"OUR financial catastrophe, like Bernard Madoff’s pyramid scheme, required all sorts of important, plugged-in people to sacrifice our collective long-term interests for short-term gain. The pressure to do this in today’s financial markets is immense. Obviously the greater the market pressure to excel in the short term, the greater the need for pressure from outside the market to consider the longer term. But that’s the problem: there is no longer any serious pressure from outside the market. The tyranny of the short term has extended itself with frightening ease into the entities that were meant to, one way or another, discipline Wall Street, and force it to consider its enlightened self-interest."the end of the financial world as we know it
michael lewis & david einhornwhy does it have to be forced? this is just exactly what's been so hard for me to understand about nearly every aspect of this economic wreck, and every corrupt corporate meltdown that led up to it, and all the ones that just keep coming: where is enlightened self-interest? how the fuck (b.madoff is just one clear example) did all of these people
think things would end? were they hoping that they'd just die before anyone noticed that there was no substance to their claims?
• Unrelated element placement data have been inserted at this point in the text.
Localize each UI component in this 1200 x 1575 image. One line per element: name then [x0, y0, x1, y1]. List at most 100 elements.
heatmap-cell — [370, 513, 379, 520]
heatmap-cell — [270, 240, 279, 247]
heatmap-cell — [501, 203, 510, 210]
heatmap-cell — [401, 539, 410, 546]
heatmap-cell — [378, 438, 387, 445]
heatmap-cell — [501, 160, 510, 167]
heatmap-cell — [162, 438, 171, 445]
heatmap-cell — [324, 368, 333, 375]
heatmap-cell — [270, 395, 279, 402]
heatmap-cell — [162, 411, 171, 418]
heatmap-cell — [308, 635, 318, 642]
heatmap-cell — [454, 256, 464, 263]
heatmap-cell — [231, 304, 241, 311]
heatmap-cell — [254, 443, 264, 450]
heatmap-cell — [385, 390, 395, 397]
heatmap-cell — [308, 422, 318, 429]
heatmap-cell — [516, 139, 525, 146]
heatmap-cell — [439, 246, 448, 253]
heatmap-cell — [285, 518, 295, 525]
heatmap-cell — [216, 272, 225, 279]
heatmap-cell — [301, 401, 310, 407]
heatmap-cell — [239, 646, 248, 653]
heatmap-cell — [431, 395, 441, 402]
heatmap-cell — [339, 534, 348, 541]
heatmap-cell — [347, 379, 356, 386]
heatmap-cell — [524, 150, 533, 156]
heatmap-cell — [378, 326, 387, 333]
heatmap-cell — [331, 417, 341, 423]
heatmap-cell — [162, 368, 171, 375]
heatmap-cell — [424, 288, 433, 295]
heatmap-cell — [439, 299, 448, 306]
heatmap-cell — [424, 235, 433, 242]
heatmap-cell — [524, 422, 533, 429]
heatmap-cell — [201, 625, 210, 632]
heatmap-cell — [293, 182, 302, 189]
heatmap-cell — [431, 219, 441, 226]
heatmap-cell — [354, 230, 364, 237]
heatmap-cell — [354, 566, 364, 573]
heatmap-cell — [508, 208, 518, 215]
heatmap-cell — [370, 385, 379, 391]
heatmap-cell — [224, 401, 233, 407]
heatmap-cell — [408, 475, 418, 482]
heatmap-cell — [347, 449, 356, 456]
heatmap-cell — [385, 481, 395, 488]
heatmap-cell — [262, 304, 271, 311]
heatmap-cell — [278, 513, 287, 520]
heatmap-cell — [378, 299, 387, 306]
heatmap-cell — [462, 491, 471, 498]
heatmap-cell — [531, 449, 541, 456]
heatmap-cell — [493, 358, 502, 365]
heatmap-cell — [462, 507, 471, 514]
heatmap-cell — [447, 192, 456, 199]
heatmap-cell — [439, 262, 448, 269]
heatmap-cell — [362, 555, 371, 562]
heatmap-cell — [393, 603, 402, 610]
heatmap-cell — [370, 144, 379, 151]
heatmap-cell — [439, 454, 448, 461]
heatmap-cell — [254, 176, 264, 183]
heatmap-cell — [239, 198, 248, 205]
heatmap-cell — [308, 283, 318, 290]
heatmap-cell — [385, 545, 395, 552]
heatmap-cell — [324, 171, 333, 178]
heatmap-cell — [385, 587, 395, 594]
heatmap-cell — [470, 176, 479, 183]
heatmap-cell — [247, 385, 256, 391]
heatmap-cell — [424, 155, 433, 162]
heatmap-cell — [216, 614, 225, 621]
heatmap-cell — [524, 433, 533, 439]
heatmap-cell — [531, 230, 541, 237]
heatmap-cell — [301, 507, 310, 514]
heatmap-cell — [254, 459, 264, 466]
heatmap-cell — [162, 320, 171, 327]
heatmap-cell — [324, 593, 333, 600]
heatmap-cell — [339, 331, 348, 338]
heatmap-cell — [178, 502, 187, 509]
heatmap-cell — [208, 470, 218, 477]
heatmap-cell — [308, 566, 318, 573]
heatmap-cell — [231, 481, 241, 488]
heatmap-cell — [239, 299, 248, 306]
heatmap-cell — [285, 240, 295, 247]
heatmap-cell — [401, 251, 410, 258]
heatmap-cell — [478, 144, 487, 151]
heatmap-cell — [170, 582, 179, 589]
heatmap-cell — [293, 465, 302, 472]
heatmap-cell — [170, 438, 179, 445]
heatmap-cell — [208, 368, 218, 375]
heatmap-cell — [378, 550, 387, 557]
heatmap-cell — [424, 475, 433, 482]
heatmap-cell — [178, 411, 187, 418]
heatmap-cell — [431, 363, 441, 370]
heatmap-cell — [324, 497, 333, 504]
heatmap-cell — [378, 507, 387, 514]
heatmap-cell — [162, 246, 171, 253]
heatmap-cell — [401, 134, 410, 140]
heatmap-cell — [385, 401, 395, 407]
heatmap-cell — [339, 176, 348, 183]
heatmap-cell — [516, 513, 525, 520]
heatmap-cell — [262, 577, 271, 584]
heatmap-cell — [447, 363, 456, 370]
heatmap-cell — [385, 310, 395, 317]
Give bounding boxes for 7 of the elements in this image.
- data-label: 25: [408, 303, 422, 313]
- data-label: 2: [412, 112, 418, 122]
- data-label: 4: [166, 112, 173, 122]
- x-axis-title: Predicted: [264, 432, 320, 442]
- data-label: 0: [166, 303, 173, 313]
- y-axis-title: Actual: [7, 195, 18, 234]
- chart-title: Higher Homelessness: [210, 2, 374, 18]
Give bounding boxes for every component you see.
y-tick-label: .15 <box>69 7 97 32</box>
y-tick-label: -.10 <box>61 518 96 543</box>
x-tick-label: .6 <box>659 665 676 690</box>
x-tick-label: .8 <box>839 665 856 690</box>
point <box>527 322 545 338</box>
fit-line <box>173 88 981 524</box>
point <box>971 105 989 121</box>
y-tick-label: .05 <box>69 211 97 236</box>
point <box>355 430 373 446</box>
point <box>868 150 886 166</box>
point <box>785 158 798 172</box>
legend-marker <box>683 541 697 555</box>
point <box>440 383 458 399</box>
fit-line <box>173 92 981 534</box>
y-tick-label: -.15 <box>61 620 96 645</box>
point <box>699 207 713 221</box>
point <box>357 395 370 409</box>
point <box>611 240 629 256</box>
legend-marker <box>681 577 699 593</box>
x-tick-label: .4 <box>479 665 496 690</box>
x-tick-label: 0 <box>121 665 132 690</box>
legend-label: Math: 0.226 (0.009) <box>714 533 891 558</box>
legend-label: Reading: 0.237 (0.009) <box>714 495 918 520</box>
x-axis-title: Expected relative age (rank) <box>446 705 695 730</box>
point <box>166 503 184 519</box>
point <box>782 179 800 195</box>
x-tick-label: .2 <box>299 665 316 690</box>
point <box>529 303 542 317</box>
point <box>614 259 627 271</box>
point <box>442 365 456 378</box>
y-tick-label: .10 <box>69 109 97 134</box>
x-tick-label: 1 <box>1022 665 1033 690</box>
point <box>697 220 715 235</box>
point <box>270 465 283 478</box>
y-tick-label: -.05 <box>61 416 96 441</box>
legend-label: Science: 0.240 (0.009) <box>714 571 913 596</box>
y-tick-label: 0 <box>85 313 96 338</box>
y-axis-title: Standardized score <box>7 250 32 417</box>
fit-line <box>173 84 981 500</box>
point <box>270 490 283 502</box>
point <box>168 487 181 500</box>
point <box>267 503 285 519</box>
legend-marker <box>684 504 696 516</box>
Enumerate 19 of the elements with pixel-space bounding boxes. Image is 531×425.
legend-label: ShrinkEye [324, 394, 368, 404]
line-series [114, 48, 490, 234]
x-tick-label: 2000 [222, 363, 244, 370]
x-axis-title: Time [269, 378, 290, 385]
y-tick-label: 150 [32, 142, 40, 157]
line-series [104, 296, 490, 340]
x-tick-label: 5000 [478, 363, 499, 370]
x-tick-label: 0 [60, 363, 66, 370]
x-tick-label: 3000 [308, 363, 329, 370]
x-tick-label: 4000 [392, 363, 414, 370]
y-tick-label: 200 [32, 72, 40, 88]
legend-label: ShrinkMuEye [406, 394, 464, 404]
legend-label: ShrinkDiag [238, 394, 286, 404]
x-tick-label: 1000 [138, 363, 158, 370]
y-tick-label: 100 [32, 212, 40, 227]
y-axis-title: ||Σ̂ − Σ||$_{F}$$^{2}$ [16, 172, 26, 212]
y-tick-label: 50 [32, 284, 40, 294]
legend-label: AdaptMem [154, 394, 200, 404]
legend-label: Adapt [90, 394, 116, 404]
it's not that i trusted corporations and financial advisers to be virtuous-- to the contrary, i "trusted" them (wryly, implicitly) to look out for their own interests with a machiavellian precision. i thought they were self-interest experts, and they've turned out to be a bunch of fucking amatuers-- their "self-interest" so stupidly managed that they couldn't so much as sustain
themselves-- their decisions based, apparently, on a conception of self-interest so simultaneously hollow and overblown that to call it sophomoric is to give it too much credit. (bah-dum, ching.)
all i can conclude about this bewildering mess, finally, is what i generally conclude on nearly every topic: pretense is so tempting, but it will fuck you in the end.